Political Science Quarterly
Volume 115 No. 1 (Spring 2000)
The Spy Novels of John LeCarre: Balancing Ethics and Politics
By Myron J. Aronoff. New York, St. Martin's Press, 1999.
Reviewed by Raymond L. Garthoff
John LeCarre's spy novels are justly renowned as exciting stories of suspense and intrigue, among the best of the genre. Whether they have thought about it explicitly or not, many readers will have understood that they are also subtle studies of the contemporary dilemma of balancing ethical values with political exigencies. At no time has this dilemma loomed larger than during the period of the cold war, although of course it is ages-old and continues today. And in no sphere of human activity is the dilemma sharper than in espionage, although LeCarre sees espionage as only the most intense concentration of politics. The book is subtitled "Balancing Ethics and Politics," and LeCarre's answer, insofar as Aronoff could find one, is for the individual to seek a skeptical balance between ethical and political requirements through flexibility and reason, and learn to live with ambiguity.
John LeCarre (nom de plume of David Cornwell), before turning full time to writing, served first with the British security service (MI-5) beginning when Cornwell was a student in the 1950s, and then with the foreign intelligence service, MI-6 (nominally in the diplomatic service) from 1960 to 1964. (Aronoff erroneously dates this service from 1959 to 1966). The four years abroad as an espionage case officer was obviously the experience most directly relevant to his subject in the spy novels, but the earlier years are also pertinent to his understanding of the ethical dilemma. Aronoff notes that Cornwell was a secret service informant at Oxford in the mid-1950s, although he fails to note that he was at the same time the author of articles in the Oxford Left sharply criticizing U.S. cold war militarism. LeCarre's novels do not, however, reflect the author's political views so much as his efforts to wrestle with the need to resolve both personal and political dilemmas of reconciling idealism and realism.
The novels clearly reflect his view of the impact of Britain's decline as a world power in the postwar world as it was reflected in the world of British intelligence in the 1950s and 1960s, with the decline of an "arrogant elite" and "the end of an era dominated by it" (p. 184).

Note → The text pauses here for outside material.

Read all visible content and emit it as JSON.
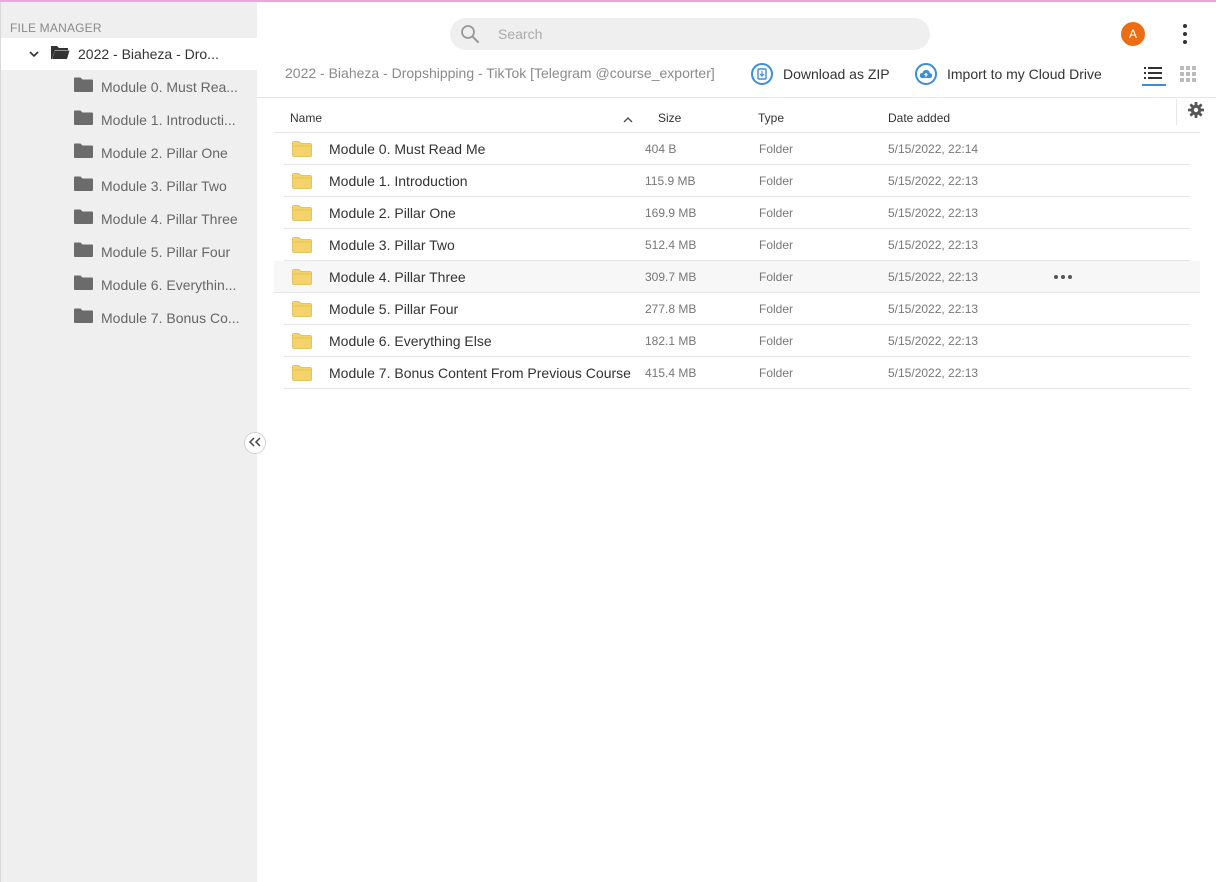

Aronoff sees in LeCarre's later novels a similar rudderless drifting in American intelligence today, as a result of the rapidly changing international conditions after the cold war. As depicted by Aronoff, LeCarre sees a nation's intelligence service as "an appropriate metaphor for the society it serves" (p. 209).
During four decades, LeCarre has written thirteen spy novels set in the cold war world, and three in the post-cold war era. During the cold war, there was a clear, and at least partially justified, end against which various policy means could be considered. The collapse of the Soviet threat removed that adversary and the policy end toward which intelligence means could be weighed. With the demise of the cold war, the ends of Western policy have become much more ambiguous. And bureaucratic politics within and among intelligence agencies in Britain or the United States, which LeCarre saw as growing and dangerous during the cold war, became even more so.
Aronoff's analysis, highlights of which I have sought to set forth, is based on a detailed analysis of LeCarre's spy novels. Needless to say, it helps to have read at least some, if not all, of the sixteen novels. Aronoff nonetheless succeeds in providing sufficient context to identify and analyze the principal characters and episodes featured in his extensive analysis. He also includes reference to concurring and divergent interpretations of the several other authors who have sought to analyze LeCarre's works. It is a very comprehensive, thorough, and thoughtful analysis by a professor jointly of anthropology and political science at Rutgers.